Control fish were sampled at Richard Cronin National Salmon Station (6 fish) and Nashua National Fish Hatchery (10 fish) in June, 1991. All control fish at both brood stock facilities received no injection and had agglutinin titers of < 1. In November, post-spawning fish were sampled at both broodstock facilities. The surviving males (48) at Cronin had a mean agglutinin titer to 3.10 of 14.0 + 5.6, similar to the fish given the bacterin injection alone at Leetown. The Nashua fish had lower titers to 3.10 antigen (9.9 + 6.3) but were experiencing a fungal epizootic and in some cases the fish were also exposed to Aeromonas salmonicida.

The titers in all three groups of fish (Leetown, Cronin, and Nashua) were lower to 3.64 antigen, but were significantly higher than that of control fish. Titers to 11.40 and 11.29 were low (< 3) for all groups of fish.
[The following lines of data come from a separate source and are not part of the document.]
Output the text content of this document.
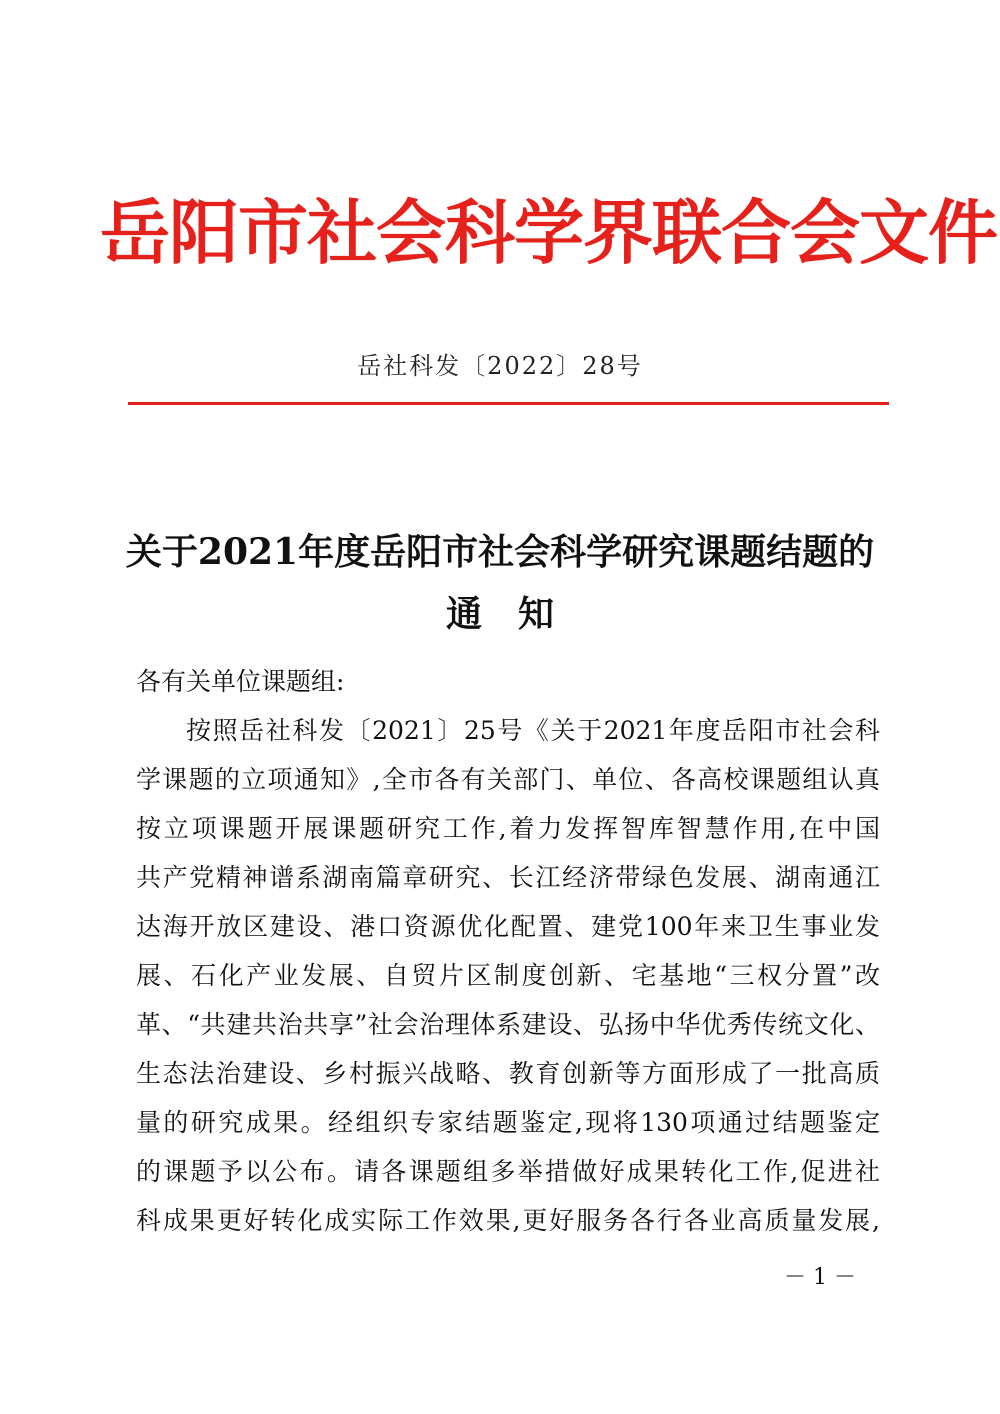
岳阳市社会科学界联合会文件
岳社科发〔2022〕28号
关于2021年度岳阳市社会科学研究课题结题的
通　知
各有关单位课题组:
按照岳社科发〔2021〕25号《关于2021年度岳阳市社会科
学课题的立项通知》,全市各有关部门、单位、各高校课题组认真
按立项课题开展课题研究工作,着力发挥智库智慧作用,在中国
共产党精神谱系湖南篇章研究、长江经济带绿色发展、湖南通江
达海开放区建设、港口资源优化配置、建党100年来卫生事业发
展、石化产业发展、自贸片区制度创新、宅基地“三权分置”改
革、“共建共治共享”社会治理体系建设、弘扬中华优秀传统文化、
生态法治建设、乡村振兴战略、教育创新等方面形成了一批高质
量的研究成果。经组织专家结题鉴定,现将130项通过结题鉴定
的课题予以公布。请各课题组多举措做好成果转化工作,促进社
科成果更好转化成实际工作效果,更好服务各行各业高质量发展,
－ 1 －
As evidenced by the similar titers to 3.10 among Cronin and Leetown fish, the oxolinic acid appears to have no dramatic effect on the salmon's ability to produce a humoral response to the vaccine. This study measured the agglutinin response, the increase in specific antibody stimulated by antigens in a bacterin. These results do not, by themselves, provide evidence for the protective nature of the humoral response evoked in these fish. In fish, increased agglutinin responses have rarely been correlated with protection to disease. In fact, preliminary studies at this laboratory, using passive immunization protocols have indicated that the agglutinin response is not protective.

The success of the antibiotic/bacterin injection therapy; therefore, is most likely to be attributed at some level to both components. Even high levels of agglutinins, may not be protective, but may evoke non-specific immune reactions that contribute to the success of the treatment.

Acknowledgments

This work was coordinated through the US Fish & Wildlife, Fish Health Unit (Lamar, PA) with the cooperation of the staff at Richard Cronin National Salmon Station (MA), Nashua National Fish Hatchery (NH), and the Craig Brook National Fish Hatchery (ME), which is greatly appreciated.

References

1.  Barbash, P. 1991. Control of Aeromonas salmonicida in Connecticut and Merrimack Rivers Atlantic Salmon Broodstock Hatcheries. Proceedings of the Atlantic Salmon Workshop, Rockport, ME pp.173-177.

2.  Ford, L.A. and R.C. Cipriano. 1991. Evaluation of the Immune Status of male Atlantic salmon Broodstock at the Richard Cronin National Salmon Station. Proceedings of the Atlantic Salmon Workshop, Rockport, ME. pp. 160-172.